Republicans, who were looking to increase the defense budget, were critical of Biden’s plan.

“President Biden recently said, ‘If we don’t get moving, [China] is going to eat our lunch.’ Today’s budget proposal signals to China that they should set the table. While President Biden has prioritized spending trillions on liberal wish list priorities here at home, funding for America’s military is neglected,” Senate Armed Services Committee Ranking Member Jim Inhofe (R-Okla.) wrote in a joint statement with Senate Minority Leader Mitch McConnell (R-Ky.), Senate Appropriations Committee Vice Chairman Richard Shelby (R-Ala.) and other Republican senators.

“This budget will impact our readiness, dampen our efforts to modernize our strategic weapons, limit our naval and projection forces and prevent the latest innovations and enhancements from getting to our warfighters,” said House Armed Services Ranking Member Mike Rogers (R-Ala.).

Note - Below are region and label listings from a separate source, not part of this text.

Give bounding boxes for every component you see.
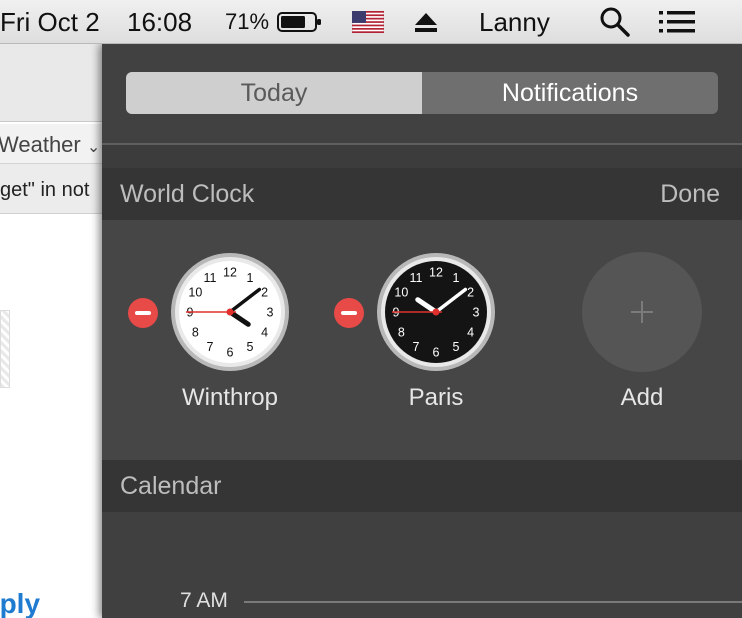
add-clock-button[interactable]: Add [580,250,704,420]
add-label: Add [620,384,664,411]
menu-bar: Fri Oct 2 16:08 71% Lanny [0,0,742,44]
calendar-title: Calendar [120,471,222,500]
clock-face-winthrop-icon: 123456789101112 [171,253,289,371]
clock-numeral: 11 [410,271,423,285]
clock-center-pin [432,308,440,316]
tab-today[interactable]: Today [126,72,422,114]
eject-icon[interactable] [412,0,440,44]
clock-numeral: 6 [433,346,440,360]
menu-bar-time[interactable]: 16:08 [127,0,192,44]
world-clock-header: World Clock Done [102,168,742,220]
clock-numeral: 10 [394,286,408,300]
menu-bar-date[interactable]: Fri Oct 2 [0,0,100,44]
minus-icon [135,311,151,315]
clock-winthrop[interactable]: 123456789101112 Winthrop [168,250,292,420]
clock-numeral: 6 [227,346,234,360]
clock-numeral: 3 [473,306,480,320]
background-app-window: Weather ⌄ get" in not eply [0,44,104,618]
clock-numeral: 8 [192,326,199,340]
remove-winthrop-button[interactable] [128,298,158,328]
plus-icon [631,301,653,323]
clock-numeral: 8 [398,326,405,340]
hatched-block [0,310,10,388]
reply-link[interactable]: eply [0,588,40,618]
weather-dropdown[interactable]: Weather ⌄ [0,132,100,158]
clock-numeral: 2 [467,286,474,300]
clock-numeral: 5 [247,340,254,354]
notification-center-list-icon[interactable] [659,0,697,44]
clock-paris[interactable]: 123456789101112 Paris [374,250,498,420]
clock-numeral: 4 [467,326,474,340]
clock-numeral: 4 [261,326,268,340]
clock-center-pin [226,308,234,316]
weather-label: Weather [0,132,81,157]
clock-numeral: 2 [261,286,268,300]
add-circle [582,252,702,372]
remove-paris-button[interactable] [334,298,364,328]
divider [102,143,742,145]
clock-city-label: Paris [408,384,464,411]
chevron-down-icon: ⌄ [86,139,101,156]
tab-notifications[interactable]: Notifications [422,72,718,114]
clock-numeral: 10 [188,286,202,300]
clock-numeral: 12 [223,266,237,280]
user-menu[interactable]: Lanny [479,0,550,44]
clock-numeral: 5 [453,340,460,354]
calendar-header: Calendar [102,460,742,512]
clock-numeral: 7 [207,340,214,354]
us-flag-icon[interactable] [352,0,384,44]
segmented-control: Today Notifications [126,72,718,114]
clock-numeral: 1 [453,271,460,285]
minus-icon [341,311,357,315]
notification-center-panel: Today Notifications World Clock Done 123… [102,44,742,618]
spotlight-search-icon[interactable] [599,0,631,44]
clock-face-paris-icon: 123456789101112 [377,253,495,371]
clock-numeral: 11 [204,271,217,285]
note-text: get" in not [0,179,90,201]
clock-numeral: 1 [247,271,254,285]
world-clock-title: World Clock [120,179,255,208]
clock-city-label: Winthrop [181,384,279,411]
done-button[interactable]: Done [660,168,720,220]
calendar-time-label: 7 AM [180,589,228,612]
clock-numeral: 3 [267,306,274,320]
battery-percentage[interactable]: 71% [225,0,269,44]
battery-icon[interactable] [277,0,323,44]
clock-numeral: 7 [413,340,420,354]
background-toolbar [0,44,104,122]
calendar-hour-line [244,601,742,603]
clock-numeral: 12 [429,266,443,280]
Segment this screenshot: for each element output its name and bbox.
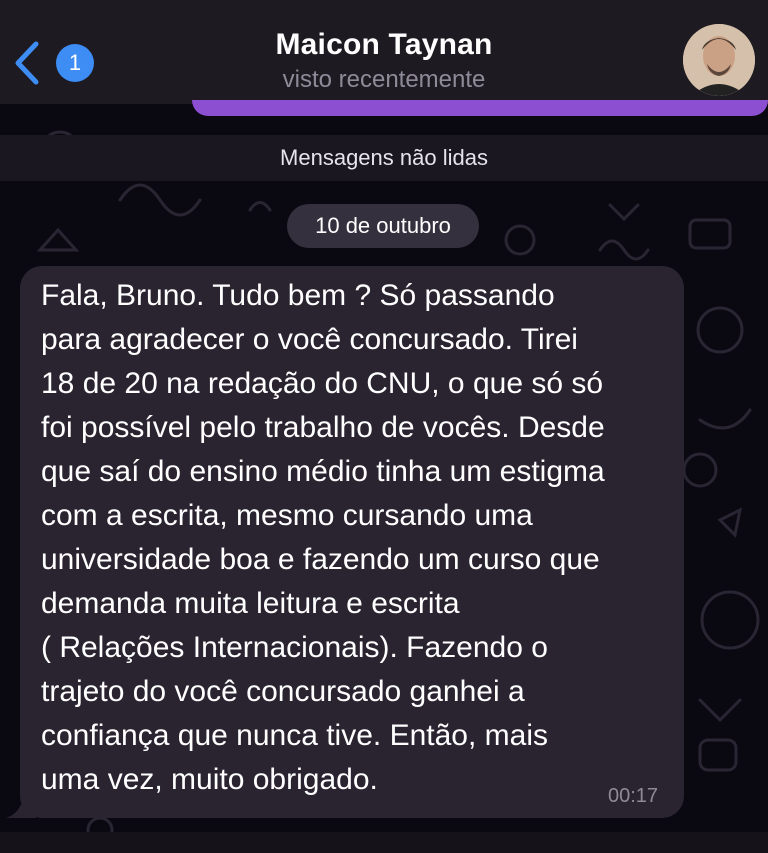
- message-text-line: 18 de 20 na redação do CNU, o que só só: [41, 367, 604, 400]
- message-text-line: ( Relações Internacionais). Fazendo o: [41, 631, 548, 664]
- unread-messages-divider: Mensagens não lidas: [0, 135, 768, 181]
- message-text-line: que saí do ensino médio tinha um estigma: [41, 455, 605, 488]
- message-text-line: para agradecer o você concursado. Tirei: [41, 323, 578, 356]
- avatar[interactable]: [683, 24, 755, 96]
- date-separator: 10 de outubro: [287, 204, 479, 248]
- message-text-line: foi possível pelo trabalho de vocês. Des…: [41, 411, 605, 444]
- message-text-line: trajeto do você concursado ganhei a: [41, 675, 525, 708]
- message-text-line: uma vez, muito obrigado.: [41, 763, 378, 796]
- message-text-line: confiança que nunca tive. Então, mais: [41, 719, 548, 752]
- message-text-line: demanda muita leitura e escrita: [41, 587, 460, 620]
- contact-status: visto recentemente: [282, 66, 486, 93]
- message-text-line: Fala, Bruno. Tudo bem ? Só passando: [41, 279, 555, 312]
- contact-photo: [683, 24, 755, 96]
- previous-outgoing-bubble: [192, 100, 768, 116]
- message-timestamp: 00:17: [608, 785, 659, 807]
- message-text-line: com a escrita, mesmo cursando uma: [41, 499, 533, 532]
- chat-header: 1 Maicon Taynan visto recentemente: [0, 0, 768, 104]
- input-bar-edge: [0, 832, 768, 853]
- contact-name[interactable]: Maicon Taynan: [0, 28, 768, 62]
- message-text-line: universidade boa e fazendo um curso que: [41, 543, 600, 576]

The plan also got bad marks from the progressive side of the Democratic Party.

“At a time when his own Treasury Secretary, Janet Yellen, recently criticized a federal budget that is basically ‘military and pensions’ without building our productivity capability here at home, it’s disappointing that President Biden would propose a budget of $715 billion,” said Rep. Ro Khanna (D-Calif.). “I am concerned that this budget will likely include other wasteful spending such as funding the new Ground Based Strategic Deterrent ICBM missiles that will cost almost $100B (over 10 years). We need a fundamental shift in how we address national security issues and invest in climate action and pandemic response. Those are the issues impacting the security of the American people and will keep Americans safer than spending billions on more deadly weapons.”

Mandy Smithberger, director for the Center for Defense Information at the Project on Government Oversight, said the budget was a missed opportunity for major reform.

“The pandemic made clear that prioritizing Pentagon spending hasn’t made us safer, and continuing to fund the Pentagon at these levels doesn’t incentivize the department to make the kinds of reforms needed to address a myriad of issues,” she told Federal News Network. “In addition to concerns about buying unaffordable and unreliable weapon systems, this kind of funding continues to encourage punishing OPTEMPO levels and operations that don’t meaningfully contribute to our national security.”

Roger Zakheim, of the Reagan Institute said a recent study by the organization found most Americans support an increased defense budget.

“It seems Defense is the only area of the federal budget that doesn’t qualify as infrastructure, though there are plenty of military infrastructure projects in need of funding,” he said. “At a time when the vast majority of Americans understand the need to increase funding for the military, President Biden’s proposal doesn’t even keep up with inflation.”